ECLI:NL:TADRAMS:2023:230 Raad van Discipline Amsterdam 23-156/A/A

ECLI: ECLI:NL:TADRAMS:2023:230
Datum uitspraak: 11-12-2023
Datum publicatie: 19-12-2023
Zaaknummer(s): 23-156/A/A
Onderwerp: Tuchtprocesrecht, subonderwerp: Hoger beroep niet mogelijk
Beslissingen: Beslissing op verzet
Inhoudsindicatie: Verzet. De raad verklaart het verzet ongegrond.

Beslissing van de Raad van Discipline in het ressort Amsterdam
van 11 december 2023
in de zaak 23-156/A/A
naar aanleiding van het verzet tegen de beslissing van de plaatsvervangend voorzitter van de raad van discipline van 17 april 2023 op de klacht van:


klaagster

over:

verweerster
gemachtigde: mr. M. Reitsma


1    VERLOOP VAN DE PROCEDURE
1.1    Op 4 december 2022 heeft klaagster bij de deken van de Orde van Advocaten in het arrondissement Amsterdam (hierna: de deken) een klacht ingediend over verweerster.
1.2    Op 21 februari 2023 heeft de raad het klachtdossier met kenmerk 2169198/JS/YH van de deken ontvangen. 
1.3    Bij beslissing van 17 april 2023 heeft de plaatsvervangend voorzitter van de raad (hierna ook: de voorzitter) de klacht kennelijk ongegrond verklaard. Deze beslissing is op dezelfde datum verzonden aan partijen.
1.4    Op 4 mei 2023 heeft klaagster verzet ingesteld tegen de beslissing van de voorzitter. De raad heeft het verzetschrift op dezelfde datum ontvangen.
1.5    Het verzet is behandeld op de zitting van de raad van 27 oktober 2023. Daarbij waren verweerster en haar gemachtigde aanwezig.

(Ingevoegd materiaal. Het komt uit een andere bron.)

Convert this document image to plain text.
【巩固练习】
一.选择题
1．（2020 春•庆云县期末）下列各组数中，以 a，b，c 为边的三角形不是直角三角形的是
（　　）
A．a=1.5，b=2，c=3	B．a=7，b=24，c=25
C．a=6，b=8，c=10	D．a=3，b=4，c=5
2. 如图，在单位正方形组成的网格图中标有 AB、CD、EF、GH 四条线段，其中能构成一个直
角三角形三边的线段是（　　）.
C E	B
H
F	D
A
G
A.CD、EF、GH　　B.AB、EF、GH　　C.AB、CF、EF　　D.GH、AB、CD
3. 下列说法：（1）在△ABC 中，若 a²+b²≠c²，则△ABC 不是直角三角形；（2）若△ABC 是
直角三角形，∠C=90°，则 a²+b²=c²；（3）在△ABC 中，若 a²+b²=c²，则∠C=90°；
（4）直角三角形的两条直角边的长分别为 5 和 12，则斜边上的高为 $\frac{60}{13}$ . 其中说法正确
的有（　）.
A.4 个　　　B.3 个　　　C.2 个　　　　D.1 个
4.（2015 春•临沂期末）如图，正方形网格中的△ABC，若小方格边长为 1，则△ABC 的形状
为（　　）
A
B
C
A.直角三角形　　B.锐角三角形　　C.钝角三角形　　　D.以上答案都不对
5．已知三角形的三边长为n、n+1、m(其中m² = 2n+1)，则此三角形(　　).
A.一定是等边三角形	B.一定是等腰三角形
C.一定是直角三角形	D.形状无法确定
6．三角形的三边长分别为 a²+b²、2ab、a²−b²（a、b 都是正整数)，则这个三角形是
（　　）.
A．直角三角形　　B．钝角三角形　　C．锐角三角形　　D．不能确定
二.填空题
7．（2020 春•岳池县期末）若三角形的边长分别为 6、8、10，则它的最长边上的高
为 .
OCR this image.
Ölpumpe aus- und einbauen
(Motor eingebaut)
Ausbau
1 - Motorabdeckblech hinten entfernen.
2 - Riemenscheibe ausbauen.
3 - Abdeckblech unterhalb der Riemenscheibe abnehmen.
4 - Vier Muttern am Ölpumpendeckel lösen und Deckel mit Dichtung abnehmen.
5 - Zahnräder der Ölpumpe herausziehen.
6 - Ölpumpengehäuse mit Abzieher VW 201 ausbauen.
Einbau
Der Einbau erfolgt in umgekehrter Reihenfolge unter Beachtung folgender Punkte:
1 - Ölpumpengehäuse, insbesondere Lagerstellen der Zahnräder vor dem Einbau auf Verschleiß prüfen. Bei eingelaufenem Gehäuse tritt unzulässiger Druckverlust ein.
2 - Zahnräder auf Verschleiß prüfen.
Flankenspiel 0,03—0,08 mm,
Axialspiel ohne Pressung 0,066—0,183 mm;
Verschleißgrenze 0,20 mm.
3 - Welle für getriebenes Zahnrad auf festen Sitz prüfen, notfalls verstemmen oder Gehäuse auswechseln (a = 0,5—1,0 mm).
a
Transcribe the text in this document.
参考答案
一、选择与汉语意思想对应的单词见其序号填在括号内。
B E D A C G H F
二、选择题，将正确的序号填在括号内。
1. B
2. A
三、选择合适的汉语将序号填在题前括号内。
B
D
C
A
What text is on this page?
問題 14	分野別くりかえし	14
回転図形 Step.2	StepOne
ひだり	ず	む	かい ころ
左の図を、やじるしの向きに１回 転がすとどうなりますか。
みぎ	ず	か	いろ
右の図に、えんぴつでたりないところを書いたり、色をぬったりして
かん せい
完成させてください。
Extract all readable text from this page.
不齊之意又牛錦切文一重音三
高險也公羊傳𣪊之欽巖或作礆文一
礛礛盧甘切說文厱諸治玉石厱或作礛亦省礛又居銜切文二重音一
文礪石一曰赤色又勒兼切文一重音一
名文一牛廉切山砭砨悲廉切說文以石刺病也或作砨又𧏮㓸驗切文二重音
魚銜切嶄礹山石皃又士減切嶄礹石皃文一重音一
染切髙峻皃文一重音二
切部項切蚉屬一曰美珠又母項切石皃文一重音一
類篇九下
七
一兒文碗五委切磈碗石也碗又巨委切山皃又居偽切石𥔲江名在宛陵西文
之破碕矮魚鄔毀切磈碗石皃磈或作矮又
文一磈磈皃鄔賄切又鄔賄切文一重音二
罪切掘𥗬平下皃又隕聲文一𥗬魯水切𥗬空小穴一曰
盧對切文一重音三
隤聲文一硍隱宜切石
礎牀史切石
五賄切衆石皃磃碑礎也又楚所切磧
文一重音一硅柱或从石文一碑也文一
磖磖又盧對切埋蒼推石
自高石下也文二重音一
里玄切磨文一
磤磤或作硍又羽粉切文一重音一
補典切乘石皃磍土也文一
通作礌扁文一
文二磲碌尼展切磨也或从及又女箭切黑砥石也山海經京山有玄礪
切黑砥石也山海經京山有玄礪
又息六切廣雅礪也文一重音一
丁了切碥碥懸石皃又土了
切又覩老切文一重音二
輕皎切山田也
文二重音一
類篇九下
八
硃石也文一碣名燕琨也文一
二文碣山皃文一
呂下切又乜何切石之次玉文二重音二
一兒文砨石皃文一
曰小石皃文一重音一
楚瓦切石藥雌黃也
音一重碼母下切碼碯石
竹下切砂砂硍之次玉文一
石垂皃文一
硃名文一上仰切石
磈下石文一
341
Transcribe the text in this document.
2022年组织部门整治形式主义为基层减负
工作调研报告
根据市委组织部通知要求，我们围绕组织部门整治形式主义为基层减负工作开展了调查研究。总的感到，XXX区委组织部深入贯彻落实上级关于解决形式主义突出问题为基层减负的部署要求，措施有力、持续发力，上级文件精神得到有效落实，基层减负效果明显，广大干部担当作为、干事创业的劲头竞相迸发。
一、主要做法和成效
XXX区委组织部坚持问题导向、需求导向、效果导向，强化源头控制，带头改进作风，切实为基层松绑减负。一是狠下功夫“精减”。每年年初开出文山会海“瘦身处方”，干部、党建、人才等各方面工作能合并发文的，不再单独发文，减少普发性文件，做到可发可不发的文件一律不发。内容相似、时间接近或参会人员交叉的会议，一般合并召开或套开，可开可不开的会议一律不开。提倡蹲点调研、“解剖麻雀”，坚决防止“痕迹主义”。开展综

Klaagster is niet ter zitting verschenen. 
1.6    De raad heeft kennisgenomen van de beslissing van de voorzitter waartegen het verzet is gericht, van de stukken waarop de voorzittersbeslissing is gebaseerd en van het verzetschrift. Tevens heeft de raad kennisgenomen van de nagezonden stukken van klaagster van 29 september 2023.

2    VERZET
2.1    De gronden van het verzet houden, zakelijk weergegeven, het volgende in:
2.2    Het is onjuist dat klaagster sinds 2001 een groot aantal bestuursrechtelijke en civiel rechterlijke procedures tegen het UWV aanhangig heeft gemaakt.
2.3    Verweerster heeft de belangen van klaagster wel nodeloos geschaad. 
2.4    Met de onder 4.3 van de voorzittersbeslissing genoemde brief van 29 november 2022 van verweerster werd klaagster de mond gesnoerd. Het inzage- en hoorrecht van klaagster is hierdoor geschonden. 
2.5    Het is onjuist dat klaagster in Amsterdam woont, zoals in de voorzittersbeslissing staat. Klaagster woont in Sittard en zij heeft nimmer in Amsterdam gewoond.
2.6    Tegen de (overige) vaststaande feiten en de klachtomschrijving komt klaagster in verzet niet op. 

3    FEITEN EN KLACHT
3.1    Voor de vaststaande feiten en de omschrijving van de klacht verwijst de raad naar de beslissing van de voorzitter. 

4    BEOORDELING
4.1    Voordat de raad de klacht inhoudelijk kan beoordelen moet sprake zijn van een gegrond verzet. Een verzet is alleen gegrond als in redelijkheid moet worden betwijfeld of de beslissing van de voorzitter juist is. Twijfel kan bijvoorbeeld bestaan als de voorzitter een verkeerde maatstaf (toetsingsnorm) heeft toegepast of de beslissing heeft gebaseerd op onjuiste of onvolledige feiten.
4.2    De raad is van oordeel dat de door klaagster aangevoerde gronden van verzet niet slagen; de voorzitter heeft bij de beoordeling de juiste maatstaf toegepast en heeft rekening gehouden met alle relevante feiten en omstandigheden van het geval. Hij heeft de klacht dus terecht en op juiste gronden kennelijk ongegrond bevonden.  
4.3    Omdat het verzet tegen de beslissing van de voorzitter ook verder geen nieuwe gezichtspunten oplevert, is er geen plaats voor nader onderzoek naar de klacht. De raad zal het verzet daarom ongegrond verklaren. 

BESLISSING
De raad van discipline verklaart het verzet ongegrond.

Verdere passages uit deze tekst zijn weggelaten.